Bagian Empat: Cangkir Kosong dan Tumpukan Pertanyaan
"If I wait until it feels right, I will be waiting my whole life." ㅡ Like Gold, Vance Joy.
ʕ⁎̯͡⁎ʔ༄
Seseorang pernah berkata pada Nora kalau sejauh apapun kita berusaha menghindar, terkadang satu-dua hal tetap akan menemukan caranya untuk kembali pada kita. Dulu, Nora tidak terlalu percaya tapi kini, saat Nora menatap lembaran-lembaran kertas berisi sketsa yang memenuhi meja ruang tamu apartemennya, Nora tidak bisa memungkiri bahwa mungkin ucapan itu ada benarnya.
Nora mengehela napas berat seraya menatap Kaila yang berkacak pinggang di seberang meja. Satu alisnya terangkat, menunggu jawaban, meski Nora yakin Kaila tahu satu-satunya hal yang ingin Nora lakukan sekarang hanyalah berlari sejauh mungkin dari kertas-kertas itu.

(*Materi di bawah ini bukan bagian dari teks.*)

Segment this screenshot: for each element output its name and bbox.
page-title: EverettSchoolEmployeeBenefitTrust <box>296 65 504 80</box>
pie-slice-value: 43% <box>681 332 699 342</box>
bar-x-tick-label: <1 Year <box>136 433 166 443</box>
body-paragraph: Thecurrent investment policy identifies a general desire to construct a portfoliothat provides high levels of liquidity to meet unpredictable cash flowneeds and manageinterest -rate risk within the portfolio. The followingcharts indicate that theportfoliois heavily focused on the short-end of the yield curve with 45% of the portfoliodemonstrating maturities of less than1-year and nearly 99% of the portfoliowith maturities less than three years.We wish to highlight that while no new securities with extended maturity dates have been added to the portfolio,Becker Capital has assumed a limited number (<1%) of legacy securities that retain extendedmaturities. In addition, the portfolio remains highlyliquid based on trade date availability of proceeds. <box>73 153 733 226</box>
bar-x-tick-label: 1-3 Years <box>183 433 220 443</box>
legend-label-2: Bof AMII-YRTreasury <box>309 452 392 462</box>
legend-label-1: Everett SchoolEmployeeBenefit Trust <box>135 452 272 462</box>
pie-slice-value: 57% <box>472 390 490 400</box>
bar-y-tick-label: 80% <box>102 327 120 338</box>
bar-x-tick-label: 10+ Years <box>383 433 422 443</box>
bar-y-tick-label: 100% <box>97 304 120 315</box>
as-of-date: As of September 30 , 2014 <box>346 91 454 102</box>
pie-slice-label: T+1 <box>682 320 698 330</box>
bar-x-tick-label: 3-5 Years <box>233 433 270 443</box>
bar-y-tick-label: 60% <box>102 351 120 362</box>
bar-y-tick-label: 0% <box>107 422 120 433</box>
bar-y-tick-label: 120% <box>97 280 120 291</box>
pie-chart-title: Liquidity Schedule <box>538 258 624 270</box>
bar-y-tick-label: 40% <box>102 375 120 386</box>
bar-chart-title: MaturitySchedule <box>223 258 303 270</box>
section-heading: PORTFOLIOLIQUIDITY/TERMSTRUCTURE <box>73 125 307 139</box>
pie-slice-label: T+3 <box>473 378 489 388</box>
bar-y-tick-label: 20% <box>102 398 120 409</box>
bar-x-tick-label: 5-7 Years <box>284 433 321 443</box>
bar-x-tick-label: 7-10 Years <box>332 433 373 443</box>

"Ayolah, No," pinta Kaila putus asa. "Gue juga nggak bakal nekat bawa ini semua ke lo kalau dari awal lo balas email Mbak Nana. Lagi pula ini bagus-bagus, kok. Coba lo lihat dulu. Sebentar aja juga nggak apa-apa. Masa lo tega padahal gue udah bawa ini semua dengan seluruh tenaga jiwa raga yang gue punya?" tambah Kaila dengan nada sedih yang dilebih-lebihkan, lengkap dengan sorot memohon andalannya.
Meski batinnya menolak, Nora akhirnya menyerah. Ia duduk bersila di lantai, menghadap meja pendek tempat kertas-kertas yang telah Nora hindari berbulan-bulan itu diletakkan, membalik lembar demi lembar satu persatu. Sketsa warna-warni dalam berbagai pola memenuhi pandangan Nora. Beberapa memiliki warna lembut dengan garis halus, sementara yang lainnya berwarna cerah dengan garis pena tegas. Gambar-gambar itu bagus. Nora mengapresiasi orang-orang yang telah meluangkan waktu menciptakan ilustrasi ini untuknya. Namun ada yang kurang. Nora tidak tahu tepatnya apa tetapi ia tidak merasa sepenuhnya puas.
"These are all nice," ucap Nora akhirnya. "Nanti gue lihat lagi ya. Gue capek. Lo mau minum?"
Nora tidak menunggu jawaban Kaila. Ia sudah lebih dulu bangkit, bergerak menuju dapur, mencari minuman kaleng atau teh untuk diseduh. Apapun asalkan ia tidak terjebak di dalam ruang tamu bersama kertas sketsa dan Kaila yang menatapnya dengan sorot itu. Sorot yang seolah mengatakan gue ingin membantu lo Eleonora tapi gue harus apa kalau lo bahkan nggak mau membantu diri lo sendiri?
"No," panggil Kaila, cukup keras untuk didengar Nora meski mereka berjarak. Nora hanya bergumam tidak jelas, tanda ia mendengar Kaila, menunggu perempuan itu melanjutkan kalimatnya. "Lo udah berhenti dari kerjaan lo yang gue tau lo suka, menghilang berbulan-bulan tanpa kabar sama sekali dan gue bahkan nggak tau lo ke mana. Terus sekarang lo mau ngelepasin mimpi lo juga?"
Nora menatap Kaila nyalang dari seberang ruangan. Pertanyaan yang disuarakan Kaila dengan nada getir itu membuat hati Nora mencelos. Sebesar itukah dampak yang ditimbulkan oleh kepergian orang itu? Sebanyak itukah hal yang Nora relakan hanya demi menghilangkan sakit yang bersarang di dadanya? Nora tahu Kaila benar. Pun Nora tahu kalimat yang terkesan dingin itu dimaksudkan untuk menyadarkan Noraㅡbahwa ia juga punya kehidupan, bahwa meski orang itu pergi dunianya masih berputar. Namun Nora juga tahu ia tidak bisa terus membohongi dirinya sendiri dengan bertingkah seolah ia tidak apa-apa. Seolah dunianya yang berputar kini bukanlah sekedar serpihan, reruntuhan rapuh dari apa yang pernah menjadi miliknya.